El comunicado destaca que, luego de la evolución favorable, le fue retirado el drenaje peritoneal y se dispuso el inicio de un tratamiento antibiótico por vía oral. El seguimiento de su recuperación continuará en su domicilio y estará a cargo de su equipo médico personal.
El último parte médico había sido difundido el 29 de diciembre, en el que se destacaba la necesidad de que la expresidenta continuara con los cuidados sanatoriales.
Tras ese comunicado del Otamendi , el Tribunal Oral Federal N°2 que está a cargo del proceso de prisión domiciliaria que atraviesa la ex jefa de Estado, avaló que CFK permanezca internada.
“Se encuentra progresando favorablemente su dieta, con indicación actual de dieta blanda con buena tolerancia, eliminación de gases y catarsis positiva al día de la fecha”, señalaba el informe que recibió la Justicia por parte de los especialistas.
El 20 de diciembre, Fernández de Kirchner, de 72 años, fue derivada al Sanatorio Otamendi luego de experimentar dolores abdominales agudos en su vivienda, donde cumple prisión tras la condena firme por la causa “Vialidad”.
El traslado se dio tras la autorización judicial requerida debido a su condición legal. En el centro de salud, los médicos ordenaron estudios complementarios y, ante los resultados, autorizaron una cirugía de urgencia.
La evolución clínica de la expresidenta requirió controles continuos y la administración de antibióticos endovenosos, además del mantenimiento de un drenaje peritoneal. El equipo médico enfocó los cuidados en evitar complicaciones de la infección y del cuadro intestinal agudo detectado tras la operación.
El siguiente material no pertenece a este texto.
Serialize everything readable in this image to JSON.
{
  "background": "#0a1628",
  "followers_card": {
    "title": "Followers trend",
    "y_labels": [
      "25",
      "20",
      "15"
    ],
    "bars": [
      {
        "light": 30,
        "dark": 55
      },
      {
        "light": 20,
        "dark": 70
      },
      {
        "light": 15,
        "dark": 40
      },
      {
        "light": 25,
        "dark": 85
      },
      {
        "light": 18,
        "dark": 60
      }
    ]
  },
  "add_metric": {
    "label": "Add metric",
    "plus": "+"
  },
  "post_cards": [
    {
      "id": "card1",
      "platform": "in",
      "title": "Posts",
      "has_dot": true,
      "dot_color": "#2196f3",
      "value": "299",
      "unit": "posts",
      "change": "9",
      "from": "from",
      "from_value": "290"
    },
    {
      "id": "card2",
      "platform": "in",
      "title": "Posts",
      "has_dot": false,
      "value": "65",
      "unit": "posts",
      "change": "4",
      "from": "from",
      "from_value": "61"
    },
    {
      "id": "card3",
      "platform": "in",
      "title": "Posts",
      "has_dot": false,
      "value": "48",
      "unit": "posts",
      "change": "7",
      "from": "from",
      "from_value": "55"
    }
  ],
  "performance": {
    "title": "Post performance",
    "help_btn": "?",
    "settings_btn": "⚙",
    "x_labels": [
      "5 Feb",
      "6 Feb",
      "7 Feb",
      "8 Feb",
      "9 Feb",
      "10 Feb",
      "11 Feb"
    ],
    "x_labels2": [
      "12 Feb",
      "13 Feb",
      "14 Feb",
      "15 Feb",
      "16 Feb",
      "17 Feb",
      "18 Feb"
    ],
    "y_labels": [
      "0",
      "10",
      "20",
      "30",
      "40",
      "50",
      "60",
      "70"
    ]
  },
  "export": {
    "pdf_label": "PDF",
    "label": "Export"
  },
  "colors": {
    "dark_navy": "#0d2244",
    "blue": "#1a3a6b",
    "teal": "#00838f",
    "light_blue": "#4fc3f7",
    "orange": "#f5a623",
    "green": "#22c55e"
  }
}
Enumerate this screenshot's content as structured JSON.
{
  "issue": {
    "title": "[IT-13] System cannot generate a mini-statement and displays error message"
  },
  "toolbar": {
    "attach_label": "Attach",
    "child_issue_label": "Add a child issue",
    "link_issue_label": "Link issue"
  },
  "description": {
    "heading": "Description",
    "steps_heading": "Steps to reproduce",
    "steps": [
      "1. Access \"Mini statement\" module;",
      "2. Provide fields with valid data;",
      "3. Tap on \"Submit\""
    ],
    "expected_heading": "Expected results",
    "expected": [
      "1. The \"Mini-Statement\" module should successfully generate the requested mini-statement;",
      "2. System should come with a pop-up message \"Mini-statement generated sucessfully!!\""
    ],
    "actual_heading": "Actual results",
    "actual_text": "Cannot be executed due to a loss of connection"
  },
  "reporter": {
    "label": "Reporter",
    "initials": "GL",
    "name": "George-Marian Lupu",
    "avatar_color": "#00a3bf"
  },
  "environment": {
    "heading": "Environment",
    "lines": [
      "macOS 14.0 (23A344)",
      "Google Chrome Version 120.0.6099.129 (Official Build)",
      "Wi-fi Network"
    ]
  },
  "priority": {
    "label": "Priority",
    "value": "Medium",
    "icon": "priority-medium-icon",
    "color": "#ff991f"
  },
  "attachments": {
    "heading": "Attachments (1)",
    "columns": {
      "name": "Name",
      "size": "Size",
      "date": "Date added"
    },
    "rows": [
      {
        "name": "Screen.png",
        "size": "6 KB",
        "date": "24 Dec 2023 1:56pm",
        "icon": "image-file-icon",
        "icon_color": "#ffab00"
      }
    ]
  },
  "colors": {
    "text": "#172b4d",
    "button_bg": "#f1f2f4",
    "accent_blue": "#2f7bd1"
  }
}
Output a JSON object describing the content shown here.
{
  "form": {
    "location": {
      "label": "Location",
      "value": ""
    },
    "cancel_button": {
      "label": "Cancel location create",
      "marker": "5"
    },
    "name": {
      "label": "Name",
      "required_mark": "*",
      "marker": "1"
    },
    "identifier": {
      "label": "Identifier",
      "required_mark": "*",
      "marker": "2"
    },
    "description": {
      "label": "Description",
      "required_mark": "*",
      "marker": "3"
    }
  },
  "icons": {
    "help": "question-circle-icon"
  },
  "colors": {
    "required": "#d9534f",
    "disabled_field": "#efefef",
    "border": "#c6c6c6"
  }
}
Durante la internación, los profesionales realizaron una tomografía computada abdominal que confirmó el diagnóstico de íleo postoperatorio. Ante esta complicación, el sanatorio aplicó medidas de soporte habituales, ajustando la medicación y controlando el balance hídrico, mientras aguardaban una resolución espontánea del episodio, según comunicaron fuentes médicas.